- Born: Denis Peter Mackey 8 May 1934 Richmond, Virginia, Australia
- Died: 8 January 1990 (aged 55) Hobart, Tasmania, Australia
- Education: University of Melbourne
- Occupation: Medical practitioner
- Spouse: Noelle Lucy Mooney ​(m. 1959)​
- Children: 4
- Parent(s): Alphonsus Denis Mackey Dulcie Edith Reid

= Denis Mackey =

Australian medical practitioner (1934 – 1990)

Denis Peter Mackey (8 May 1934 - 8 January 1990) was an Australian medical practitioner.

Mackey was born at Richmond in Melbourne to commercial traveller Alphonsus Denis Mackey and Dulcie Edith, née Reid. He attended Catholic schools and studied medicine at the University of Melbourne. He married Noelle Lucy Mooney on 30 December 1959 at Middle Park before moving to Tasmania in 1960, where Mackey found work at the Royal Hobart Hospital. In 1963 he developed his own practice at Lindisfarne. He joined the General Practitioners' Society in 1973, serving as national vice-president from 1976 to 1979 and president from 1979 to 1981. He was editor of the Australian GP from 1974 to 1978 and assistant editor from 1978 to 1980.

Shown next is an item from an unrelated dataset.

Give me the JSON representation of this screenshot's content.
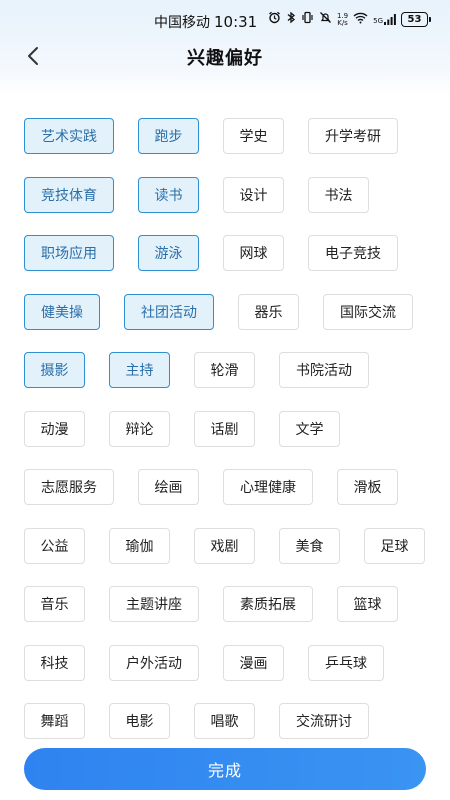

Mackey was a strong supporter of private healthcare, opposing the introduction of Medibank and Medicare. An opponent of community health centres, he toured the United States in 1977 speaking against socialised medicine. He refused money from both Medicare and the Department of Veterans' Affairs, requiring his patients to make their own claims. In 1985 Mackey claimed that repetitive strain injury was being used by workers to claim unwarranted sick days, prompting a dispute with the Tasmanian Trades & Labor Council and the Federated Clerks' Union. Despite his vehemency he treated many patients for free. He died in 1990 in Hobart, survived by his wife and their four sons. The University of Tasmania awards an annual scholarship in his name.